Dans une lettre ouverte adressée au ministre délégué auprès du ministre de la justice, Me Yondo Black met à nu Jean de Dieu Momo.
camerounweb.com vous propose de lire la lettre ci-dessous
Lettre ouverte à mon Confrère Me Jean de Dieu MOMO, Avocat au Barreau Cameroun
Ministre Délégué auprès du Ministre de la Justice
Par Me YONDO BLACK
Je ne sais pas si je dois m’adresser au Confrère que vous êtes ou au Ministre, puisque vous revêtez les deux habits dans deux tribunes où vous êtes intervenu, l’une vous adressant à notre Confrère TSAPI, l’autre pour apporter ce que vous appelez votre contribution à la campagne pour l’élection des organes dirigeants du barreau. Qui peut le plus peut le moins. Quoiqu’il en soit,
Monsieur le Ministre, Très cher Confrère,
Sans être le contrepouvoir que vous décriez becs et ongles en défense du Pouvoir que vous entendez défendre à tout prix, permettez à l’humble Avocat que je suis, de vous dire que je ne partage nullement, et cela ne saurait vous surprendre, vos vues concernant le Barreau.
Dans la tribune dédiée à notre Confrère Me TSAPI, vous me fustigez à l’idée que je vous aurais formaté, au cours de votre passage en formation d’avocat stagiaire, à utiliser le barreau contre le pouvoir, érigeant celui-ci en un contrepouvoir. Et comme cela ne suffisait pas, en bon Avocat au service de la Justice, vous invitez les Avocats à dénoncer auprès du Ministre de la Justice toutes les infractions dont ils auraient connaissance
« OUI, dites-vous, le ministre de la justice attends des avocats qu’ils lui dénoncent les violations des lois et des libertés pour qu’ensemble, nous les combattions. Il s’agit de partenariat avec la tutelle et non d’opposition »
« …et vous comptez sur le barreau pour vous aider à traquer les délinquants en les dénonçant, étant donné que vous êtes sur le terrain de l’action comme nous. Saisissez-nous autrement que par des commentaires sur FACEBOOK… »
« …est-ce que l’avocat a la possibilité de sortir son client de prison sans le concours du parquet ou du MINJUSTICE »

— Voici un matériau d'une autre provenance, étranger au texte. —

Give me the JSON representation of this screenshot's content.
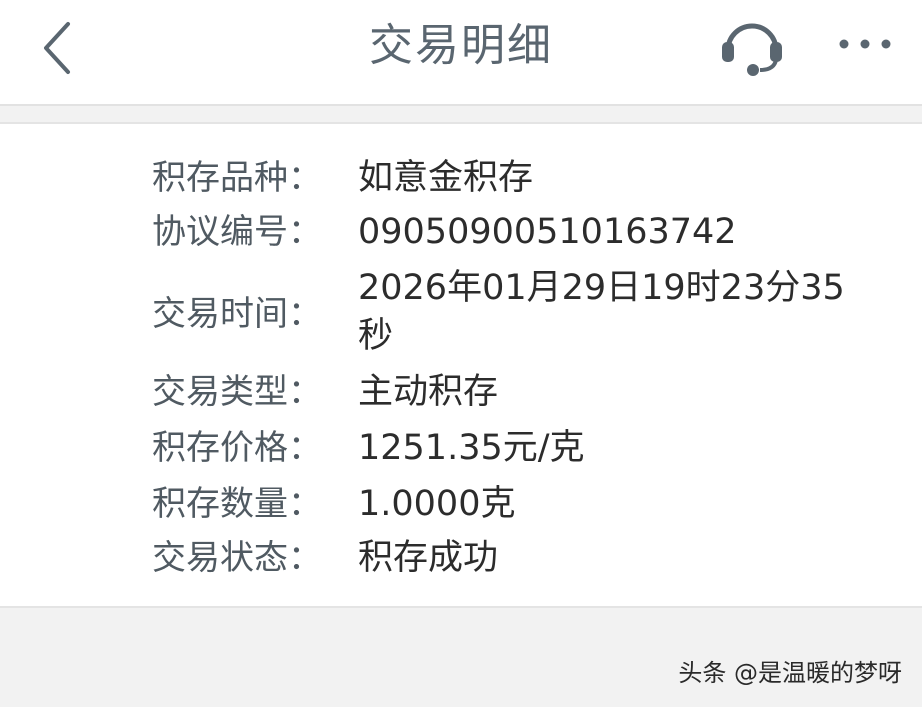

« Dites-moi, cher Confrère, dans quel pays au monde il est inscrit dans la Constitution que le barreau est un contrepouvoir (j’ai souventes fois entendu le Bâtonnier YONDO soutenir cela et moi je le suivais aveuglement quand j’étais jeune Avocat. Il a tort ainsi que je m’en suis rendu compte »
Pour ne citer que ces quelques points qui donnent largement à penser que le rôle que vous assignez à l’avocat, ce citoyen d’honneur qui exerce une profession noble, une profession d’honneur, qui exige des principes qui doivent guider en permanence et en toutes circonstances son comportement (exercer ses fonctions avec dignité, conscience, indépendance, probité, et humanité dans le respect des termes de son serment), cet Honnête Homme qui doit en outre res- pecter les principes d’honneur, de loyauté, de désintéressement, de confraternité, de délicatesse, de modération et de courtoisie, faire preuve à l’égard de ses clients de compétence, de dévouement, de dili- gence et de prudence, votre souci est d’en faire un dénonciateur des violations de la loi et des libertés, en somme ce qu’on appelle vulgairement « un indicateur de police » .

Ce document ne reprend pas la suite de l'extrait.